“RITRATTO DELLA GIOVANE IN FIAMME” DI CéLINE SCIAMMA

I titoli d’apertura sono accompagnati dal rumore dei carboncini che raschiano sulla carta e dalle mani di un gruppo di giovani allieve che cercano di tratteggiare la figura della loro maestra. Inizia quindi un lungo flashback in cui quest’ultima sarà la protagonista di una storia d’amore ardente, come il titolo stesso del film suggerisce. Nella Francia del 1700 la giovane pittrice Marianne (Noémie Merlant) si reca sulla suggestiva ed impervia costa del nord per realizzare il ritratto di Héloise (Adèle Haenel), un ex novizia costretta a subire il medesimo destino della sorella, morta suicida. Il dipinto è infatti commissionato dalla madre della ragazza (Valeria Golino) che vuole darla in moglie a un nobile milanese.

Vincitore del Prix du scénario a Cannes 2019 e candidato come film straniero ai Golden Globe, Ritratto della giovane in fiamme è il quarto lungometraggio della regista francese Céline Sciamma e dietro la patina del dramma in costume cela più di un pregio. La vicenda si evolve in una dimensione realistica eppure in un tempo ed in uno spazio  volutamente indefiniti, in una ricostruzione storica attenta ma minimale. Un fondale dai colori tenui su cui si stagliano i volti e le emozioni di Marianne ed Héloise: infatti tra le due donne si innesca sin da subito un gioco di sguardi che accenderà in loro una fascinazione e un desiderio di intima conoscenza. 

Il vero protagonista del film è dunque lo sguardo che relega tutto il resto a un ruolo secondario: i dialoghi sono rari e scarni, la musica quasi del tutto assente, se non per alcune note di un clavicembalo, il rumore del mare e del vento sono funzionali a enfatizzare l’evoluzione del sentimento amoroso. Inoltre, la forte componente visiva crea un gioco di rimandi tra lo sguardo di Marianne, quello di Sciamma e quello del pubblico. Un intreccio di riflessi che mette in scena anche e soprattutto il rapporto che si instaura tra musa e artista, tra attrice e regista – quello stesso rapporto che affonda le sue radici nella classicità del mito di Orfeo ed Euridice.

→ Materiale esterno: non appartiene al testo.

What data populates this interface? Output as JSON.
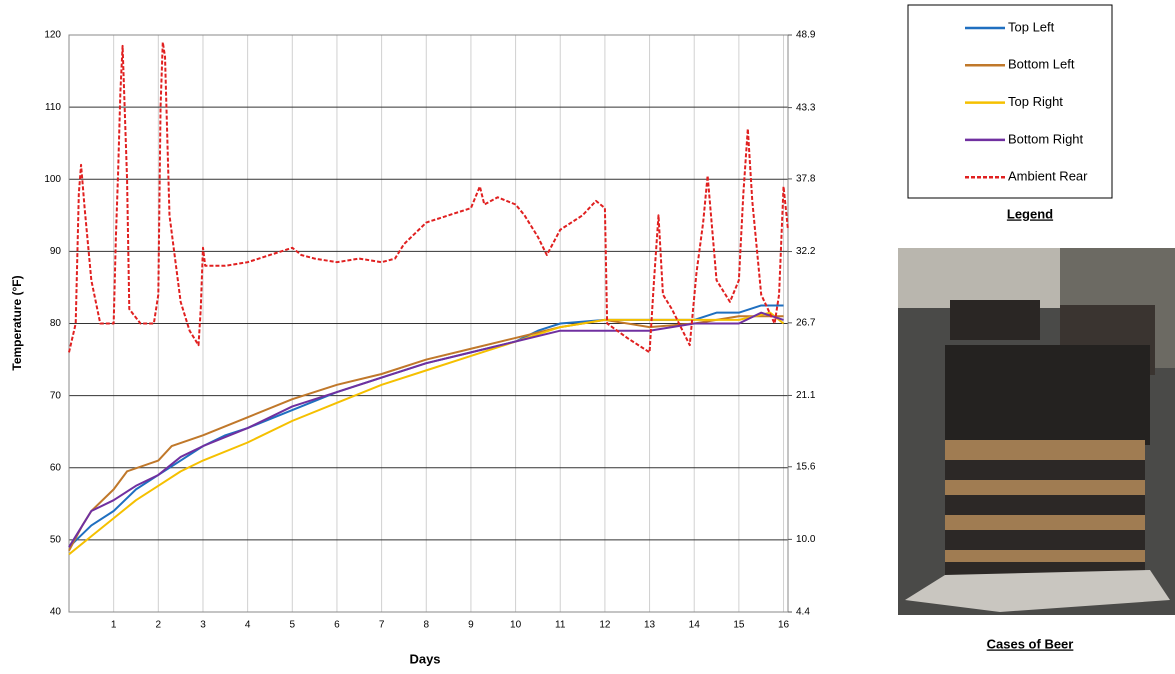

Tuttavia, pur citando, visivamente e narrativamente l’Orfeo di Ovidio, Sciamma, autrice e sceneggiatrice già apprezzata dal pubblico, si libera dalle convenzioni della scrittura più tradizionale e procede per quadri e impressioni che, disposti con cura, combaciano in un crescendo perfetto. A essere scardinate non sono solo le convenzioni narrative, ma anche quelle sociali. Le tre donne della storia – la modella, l’artista e la serva – sono sempre poste sullo stesso piano, tanto nei rapporti interpersonali quanto nelle inquadrature, e da questa rivoluzionaria uguaglianza il film trae la forza per andare avanti.

Ritratto della giovane in fiamme porta sullo schermo l’indissolubile legame tra pittura e cinema: i lievi e impercettibili movimenti di macchina e la fotografia contrastata “dipingono” delle inquadrature sofisticate ed espressive che danno vita e dei veri e propri tableaux vivants che raccontano l’amicizia, la passione, l’identità sessuale ma soprattutto  l’arte come mezzo di emancipazione da una condizione, quella femminile,  in cui non si è mai  davvero libere di scegliere.